Malheureusement, nous nous rendons compte que même si elles investissent, l’effet conjugué de la fraude et de l’augmentation de certains facteurs les empêchent de créer de l’emploi. Enfin, il est impérieux de favoriser en Côte d’Ivoire l’émergence d’un tissu de PME (Petites et moyennes entreprises), susceptible de résorber l’immense majorité des jeunes désœuvrés.
En général, les notes financières sont attribuées à de grandes entreprises ou à des institutions, quelles en sont les conditions et est-ce possible qu’une PMI/PME soit notée ?

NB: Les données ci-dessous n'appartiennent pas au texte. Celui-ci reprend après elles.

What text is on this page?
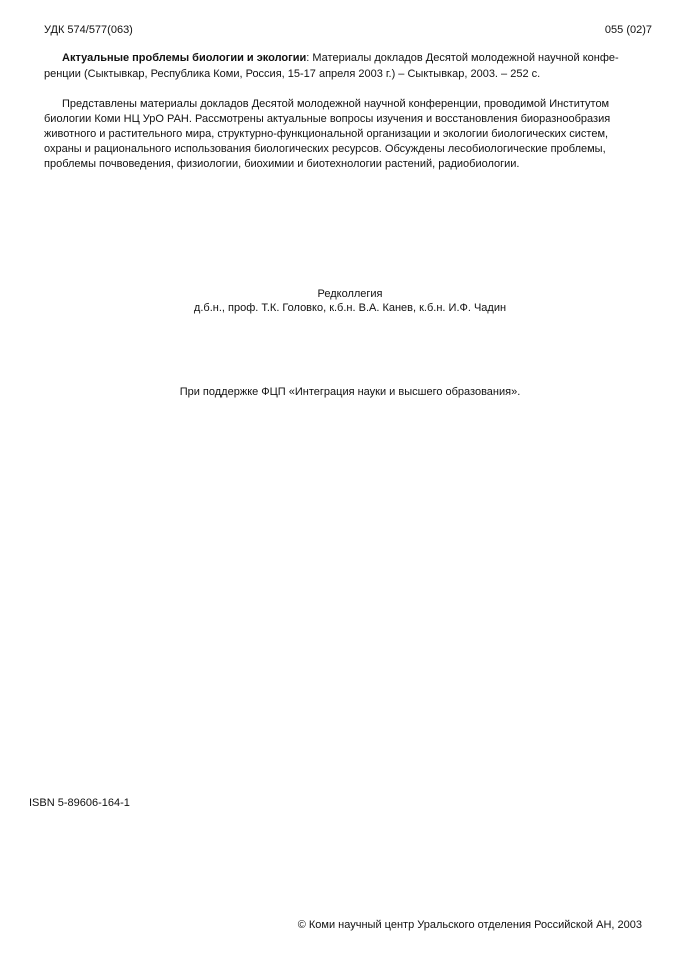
УДК 574/577(063)	055 (02)7
Актуальные проблемы биологии и экологии: Материалы докладов Десятой молодежной научной конфе-
ренции (Сыктывкар, Республика Коми, Россия, 15-17 апреля 2003 г.) – Сыктывкар, 2003. – 252 с.
Представлены материалы докладов Десятой молодежной научной конференции, проводимой Институтом
биологии Коми НЦ УрО РАН. Рассмотрены актуальные вопросы изучения и восстановления биоразнообразия
животного и растительного мира, структурно-функциональной организации и экологии биологических систем,
охраны и рационального использования биологических ресурсов. Обсуждены лесобиологические проблемы,
проблемы почвоведения, физиологии, биохимии и биотехнологии растений, радиобиологии.
Редколлегия
д.б.н., проф. Т.К. Головко, к.б.н. В.А. Канев, к.б.н. И.Ф. Чадин
При поддержке ФЦП «Интеграция науки и высшего образования».
ISBN 5-89606-164-1
© Коми научный центр Уральского отделения Российской АН, 2003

Toute entreprise ou institution peut se faire noter et il est bon de rappeler que la notation financière est désormais une obligation pour toutes les sociétés cotées à la bourse régionale. Les PME ne sont donc pas exclues et gagneraient à se faire noter car la notation financière peut améliorer la situation de celles qui n’accèdent pas facilement au crédit, en raison de l’absence de garanties.
Toute structure qui fait appel à du financement, a besoin de se faire évaluer selon les critères et standards de son secteur. Pays, institutions, fonds, collectivités territoriales, banques de développement etc… Les PME-PMI n’y échappent donc pas.
La notation financière atténue le problème de l’asymétrie d’information, en communiquant au marché et aux investisseurs des informations fiables. L’enjeu de la notation financière est d’accéder à une information fiable, retraitée, filtrée par un processus analytique et qui puisse faire sens.
Certains préalables doivent être remplies, l’urgence pour les PME de croissance en Côte d’Ivoire est davantage de se formaliser, d’avoir recours à des experts comptables agréés, et de s’astreindre à une discipline de gestion susceptible de leur ouvrir des portes et de grandir. Beaucoup d’entre elles ont des faiblesses en fonds propres, et nécessitent l’arrivée de fonds de capital investissement.
Nous avons été sollicité par certaines d’entre elles, mais elles se sont vite rendues compte qu’il y avait un chemin préalable à faire pour y arriver. Il ne faut pas venir voir l’agence de notation quand on a un besoin plus ou moins urgent de trésorerie, il faut y venir lorsqu’on est prêt à faire un bond qualitatif et quantitatif vers la taille, de grandir, d’investir.